Die Vereinte Evangelische Mission (VEM) und die Evangelische Kirche im Rheinland begrüßen die Anerkennung der deutschen Kolonialverbrechen an Herero und Nama zu Beginn des 20. Jahrhunderts als Völkermord. Dieser überfällige Schritt stärke Deutschlands Glaubwürdigkeit im Eintreten für Menschenrechte weltweit und wirke damit auch über die bilateralen deutsch-namibischen Beziehungen hinaus, sagte VEM-Vorstandsmitglied Jochen Motte am Freitag, 28. Mai.
Bereits 2004, hundert Jahre nach den Ereignissen, hatte die VEM ebenso wie die Evangelische Kirche im Rheinland auf ihrer damaligen Tagung der Landessynode diesen Schritt von der Bundesregierung gefordert. „Wir freuen uns, dass nun endlich Bereitschaft aufseiten Deutschlands besteht, Verantwortung für die Verbrechen und den Völkermord zu übernehmen und substanzielle Projekte zu fördern, die insbesondere den von Völkermord betroffenen Bevölkerungsgruppen zugutekommen“, sagte Motte.

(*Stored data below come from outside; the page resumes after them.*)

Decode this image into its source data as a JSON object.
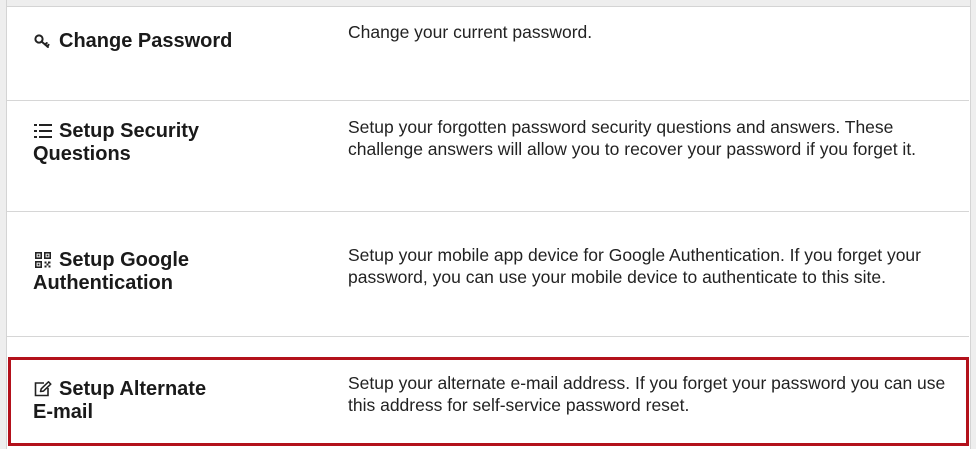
{
  "options": [
    {
      "icon": "key-icon",
      "title_line1": "Change Password",
      "title_line2": "",
      "description": "Change your current password."
    },
    {
      "icon": "list-icon",
      "title_line1": "Setup Security",
      "title_line2": "Questions",
      "description": "Setup your forgotten password security questions and answers. These challenge answers will allow you to recover your password if you forget it."
    },
    {
      "icon": "qr-code-icon",
      "title_line1": "Setup Google",
      "title_line2": "Authentication",
      "description": "Setup your mobile app device for Google Authentication. If you forget your password, you can use your mobile device to authenticate to this site."
    },
    {
      "icon": "edit-icon",
      "title_line1": "Setup Alternate",
      "title_line2": "E-mail",
      "description": "Setup your alternate e-mail address. If you forget your password you can use this address for self-service password reset."
    }
  ],
  "colors": {
    "highlight_border": "#b3111b",
    "divider": "#d6d6d6",
    "text": "#222222"
  }
}
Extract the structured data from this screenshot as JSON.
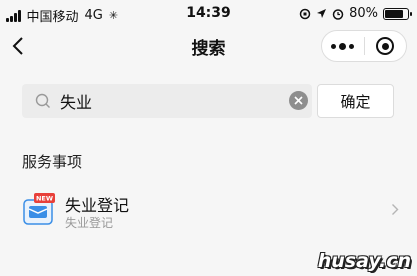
{
  "status_bar": {
    "carrier": "中国移动",
    "network": "4G",
    "time": "14:39",
    "battery_percent": "80%",
    "battery_level": 0.8
  },
  "nav": {
    "title": "搜索"
  },
  "search": {
    "value": "失业",
    "confirm_label": "确定"
  },
  "section": {
    "title": "服务事项"
  },
  "services": [
    {
      "title": "失业登记",
      "subtitle": "失业登记",
      "badge": "NEW"
    }
  ],
  "watermark": "husay.cn",
  "colors": {
    "background": "#f6f6f6",
    "search_bg": "#ececec",
    "icon_blue": "#3a8ee6",
    "badge_red": "#e8403a"
  }
}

Rheinische Kirche setzt sich weiterhin für Versöhnungsarbeit ein
„Der Völkermord an Herero und Nama durch deutsche Truppen vor mehr als hundert Jahren ist eine tiefe Wunde in der namibischen Gesellschaft. Bis jetzt war der Genozid von der deutschen Regierung nicht offiziell anerkannt. Das hat die Wunden nicht heilen lassen, wie uns unsere Partner der Evangelisch-Lutherischen Kirche in der Republik von Namibia immer wieder versichert haben. Es ist gut, dass hier endlich Klarheit geschaffen ist“, betont Oberkirchenrätin Barbara Rudolph, hauptamtliches Mitglied der Kirchenleitung und Leiterin der Abteilung Theologie und Ökumene im Landeskirchenamt. Die rheinische Kirche habe sich von Beginn an für die Versöhnung der beiden Völker eingesetzt: 2004 zum Gedächtnis an den 100. Jahrestages des Völkermords begleitete sie Bundesentwicklungsministerin Heidemarie Wieczorek-Zeul nach Namibia, 2012 gedachte die Kirchenleitung bei einer Begegnungsreise des Völkermords am Waterberg. „Und auch jetzt wird sie sich dafür einsetzen, dass die Versöhnungsarbeit gute Früchte tragen wird. Dabei sind sehr viel Sensibilität und Achtsamkeit notwendig“, so Rudolph weiter. Kirchenkreise pflegten Partnerschaften zu den namibischen Kirchengemeinden – vom Norden in Otjiwarongo mit dem Kirchenkreis Wesel bis tief in den Süden in Keetmanshoop mit dem Kirchenkreis Wuppertal. Sie erlebten, wie der Völkermord bis heute Herero und Nama präge. „Denn mit dem Genozid waren Enteignung des Landes und Sklavenarbeit verbunden, die eine große Armut entstehen ließen“, erinnert Rudolph.
Zwischen 1904 und 1908 wurden im damaligen Deutsch-Südwestafrika mehr als 80.000 Menschen getötet
„Nach Jahren der Versöhnungsarbeit und Aufarbeitung der Kolonialzeit in Politik, Kirche, Mission und Wissenschaft bin ich sehr froh, dass auf die Bitte um Vergebung nun konkrete Taten der deutschen Außenpolitik folgen“, sagt die Auslandsbischöfin der Evangelischen Kirche in Deutschland (EKD), Petra Bosse-Huber. Außenminister Heiko Maas (SPD) hatte am Freitag, 28. Mai, mitgeteilt, dass Deutschland seine Kolonialverbrechen in Namibia als Völkermord anerkenne. Deutschland will einen Fonds in Höhe von 1,1 Milliarden Euro zur Förderung von Wiederaufbau und Entwicklung gründen. Bosse-Huber: „Wir hoffen sehr, dass gerade diese Initiative jetzt der relativ jungen Bevölkerung in Namibia helfen wird, soziale Gerechtigkeit zu erleben und gute Bildungschancen zu haben.“ Rechtliche Ansprüche leiteten sich aus der Anerkennung des Genozids nicht ab, betonte Maas. Zwischen 1904 und 1908 hatten deutsche Kolonialtruppen Aufstände der Herero, Nama und Damara im damaligen Deutsch-Südwestafrika brutal niedergeschlagen. Der Befehlshaber Lothar von Trotha erteilte einen Vernichtungsbefehl. Mehr als 80.000 Menschen wurden getötet oder verdursteten in der Wüste. Historiker bezeichnen diese Gräueltaten als „ersten Völkermord des 20. Jahrhunderts“.